Comme le faisait remarquer Lionel Zinsou (32), compte tenu de la progression démographique, il y a à la fois de moins en moins de pauvreté en Afrique, des classes moyennes qui émergent et s’en sortent, mais en même temps de plus en plus de pauvres. Ainsi, entre 1990 et 2010, la part de la population vivant avec moins de 1,25$ par jour est passée de 56,5 % à 48,5 % en Afrique centrale, en Afrique de l'est, en Afrique de l'ouest et en Afrique australe ; néanmoins, le nombre de personnes vivant dans cette extrême pauvreté a augmenté dans le même temps de 289,7 millions à 413,8 millions (33).

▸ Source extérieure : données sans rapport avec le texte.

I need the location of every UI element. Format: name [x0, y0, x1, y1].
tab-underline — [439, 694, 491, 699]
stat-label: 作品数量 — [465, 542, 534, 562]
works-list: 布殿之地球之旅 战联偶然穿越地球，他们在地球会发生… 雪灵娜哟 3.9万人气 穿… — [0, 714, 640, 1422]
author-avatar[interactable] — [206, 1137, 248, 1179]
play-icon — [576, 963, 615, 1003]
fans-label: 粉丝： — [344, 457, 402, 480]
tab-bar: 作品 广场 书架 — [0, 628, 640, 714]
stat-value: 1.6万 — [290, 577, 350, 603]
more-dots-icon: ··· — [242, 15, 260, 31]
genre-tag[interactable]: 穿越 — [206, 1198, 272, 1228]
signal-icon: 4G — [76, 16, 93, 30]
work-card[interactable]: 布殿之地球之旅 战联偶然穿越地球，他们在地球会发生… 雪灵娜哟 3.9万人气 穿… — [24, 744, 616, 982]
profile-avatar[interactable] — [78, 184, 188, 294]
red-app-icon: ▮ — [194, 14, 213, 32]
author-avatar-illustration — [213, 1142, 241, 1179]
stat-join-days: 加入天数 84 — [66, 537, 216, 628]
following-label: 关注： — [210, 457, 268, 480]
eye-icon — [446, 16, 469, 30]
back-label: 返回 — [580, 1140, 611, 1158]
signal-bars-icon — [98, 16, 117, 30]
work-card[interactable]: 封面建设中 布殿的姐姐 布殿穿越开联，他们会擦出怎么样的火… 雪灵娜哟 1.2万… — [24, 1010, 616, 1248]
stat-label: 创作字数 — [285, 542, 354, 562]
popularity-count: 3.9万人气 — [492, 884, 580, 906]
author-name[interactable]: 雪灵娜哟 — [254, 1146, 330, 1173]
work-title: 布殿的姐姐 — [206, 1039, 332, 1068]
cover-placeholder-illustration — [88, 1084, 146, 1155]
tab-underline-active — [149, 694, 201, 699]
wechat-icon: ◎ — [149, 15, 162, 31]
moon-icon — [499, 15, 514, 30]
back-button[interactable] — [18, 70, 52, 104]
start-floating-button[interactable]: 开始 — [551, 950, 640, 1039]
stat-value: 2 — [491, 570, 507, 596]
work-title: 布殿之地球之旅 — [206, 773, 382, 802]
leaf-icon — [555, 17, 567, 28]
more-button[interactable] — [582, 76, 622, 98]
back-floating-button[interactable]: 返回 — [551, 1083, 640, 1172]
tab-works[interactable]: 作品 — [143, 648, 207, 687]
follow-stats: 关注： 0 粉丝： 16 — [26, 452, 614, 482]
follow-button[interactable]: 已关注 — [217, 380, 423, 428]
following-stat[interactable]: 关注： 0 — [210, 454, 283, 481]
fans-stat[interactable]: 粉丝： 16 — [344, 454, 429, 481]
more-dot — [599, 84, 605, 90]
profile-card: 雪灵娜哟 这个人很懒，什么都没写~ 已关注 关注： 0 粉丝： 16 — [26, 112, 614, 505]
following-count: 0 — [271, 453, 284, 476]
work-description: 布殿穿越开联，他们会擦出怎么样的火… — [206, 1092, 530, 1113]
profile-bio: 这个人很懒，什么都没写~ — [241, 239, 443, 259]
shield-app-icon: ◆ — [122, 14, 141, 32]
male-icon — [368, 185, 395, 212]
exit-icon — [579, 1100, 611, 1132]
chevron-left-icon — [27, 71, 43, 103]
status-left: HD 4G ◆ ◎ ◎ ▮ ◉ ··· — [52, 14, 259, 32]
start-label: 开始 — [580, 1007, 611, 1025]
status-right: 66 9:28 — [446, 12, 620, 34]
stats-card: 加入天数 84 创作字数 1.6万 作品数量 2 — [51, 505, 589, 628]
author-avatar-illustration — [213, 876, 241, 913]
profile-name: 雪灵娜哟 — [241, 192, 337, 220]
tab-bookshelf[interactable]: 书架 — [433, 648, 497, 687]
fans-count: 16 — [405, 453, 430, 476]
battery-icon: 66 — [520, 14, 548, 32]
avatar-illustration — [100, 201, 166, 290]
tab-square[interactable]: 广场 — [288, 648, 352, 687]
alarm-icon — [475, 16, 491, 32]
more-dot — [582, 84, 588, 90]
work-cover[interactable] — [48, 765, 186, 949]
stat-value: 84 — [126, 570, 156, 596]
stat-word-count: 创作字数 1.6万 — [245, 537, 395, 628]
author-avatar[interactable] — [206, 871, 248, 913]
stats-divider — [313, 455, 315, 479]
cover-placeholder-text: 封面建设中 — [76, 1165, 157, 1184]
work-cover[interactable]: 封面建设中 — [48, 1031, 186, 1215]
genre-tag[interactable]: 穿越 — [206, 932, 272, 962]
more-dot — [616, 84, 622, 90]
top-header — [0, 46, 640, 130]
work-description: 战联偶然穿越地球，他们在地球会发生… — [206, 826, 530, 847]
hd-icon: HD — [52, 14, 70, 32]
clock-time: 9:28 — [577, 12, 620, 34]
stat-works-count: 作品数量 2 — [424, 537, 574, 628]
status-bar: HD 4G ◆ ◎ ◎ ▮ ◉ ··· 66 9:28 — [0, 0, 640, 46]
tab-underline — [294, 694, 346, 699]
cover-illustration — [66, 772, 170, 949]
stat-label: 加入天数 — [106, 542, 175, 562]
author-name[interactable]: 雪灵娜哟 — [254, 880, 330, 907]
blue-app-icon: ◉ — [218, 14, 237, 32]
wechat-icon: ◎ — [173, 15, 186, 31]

http://www.assemblee-nationale.fr/14/rap-info/i2746-2.gif

Croissance moyenne du PIB par habitant (2000-2010) (34)

Si l’on prend l’exemple du Bénin, de gros progrès ont été faits et plus de 60 % de la population vivent aujourd'hui au-dessus du seuil de pauvreté, alors qu’à l’indépendance, 80 % vivaient en-dessous. Le changement est considérable, mais la population était alors de 2,5 millions d’habitants contre dix aujourd'hui, et les 40 % de la population actuellement sous le seuil de pauvreté sont par conséquent bien plus nombreux que la population totale du pays autrefois. Le Bénin n’est pas isolé sur ce plan, et beaucoup de pays ont une croissance importante mais néanmoins insuffisante pour diminuer le nombre de pauvres.

À ce jour, parmi les pays à faible revenu, seuls le Burkina Faso, l’Éthiopie, le Niger, le Mozambique, l’Ouganda et la Tanzanie ont connu une baisse du nombre de pauvres. (35) Cela n’est évidemment pas sans conséquence sur la stabilité des pays concernés, dans la mesure où les inégalités croissantes, exacerbées, sont facteurs de troubles, notamment dans les pays de rentes minières, plus vulnérables ; les effets sont visibles, dans les bidonvilles, dans les périphéries pauvres des villes, par exemple en termes de délinquance.

Pour de multiples raisons, une hausse de 1 % du PIB permet de réduire le taux de pauvreté de plus de 3 % en Amérique latine, de 2,4 % en Asie du sud-est et de seulement 1,36 % en Afrique subsaharienne. Elles tiennent à l’importance des inégalités de revenu, d’accès aux services de santé et d’éducation, à la faiblesse des infrastructures, au manque d’accès au crédit et à la protection sociale, aux liens limités entre le secteur des matières premières et le reste de l’économie ainsi qu’au « faible niveau du PIB par tête moyen : pour deux pays connaissant un taux de croissance du PIB par tête équivalent, celui qui a le PIB par tête initial le plus élevé profiterait mécaniquement d’une réduction plus forte du taux de pauvreté. » (36)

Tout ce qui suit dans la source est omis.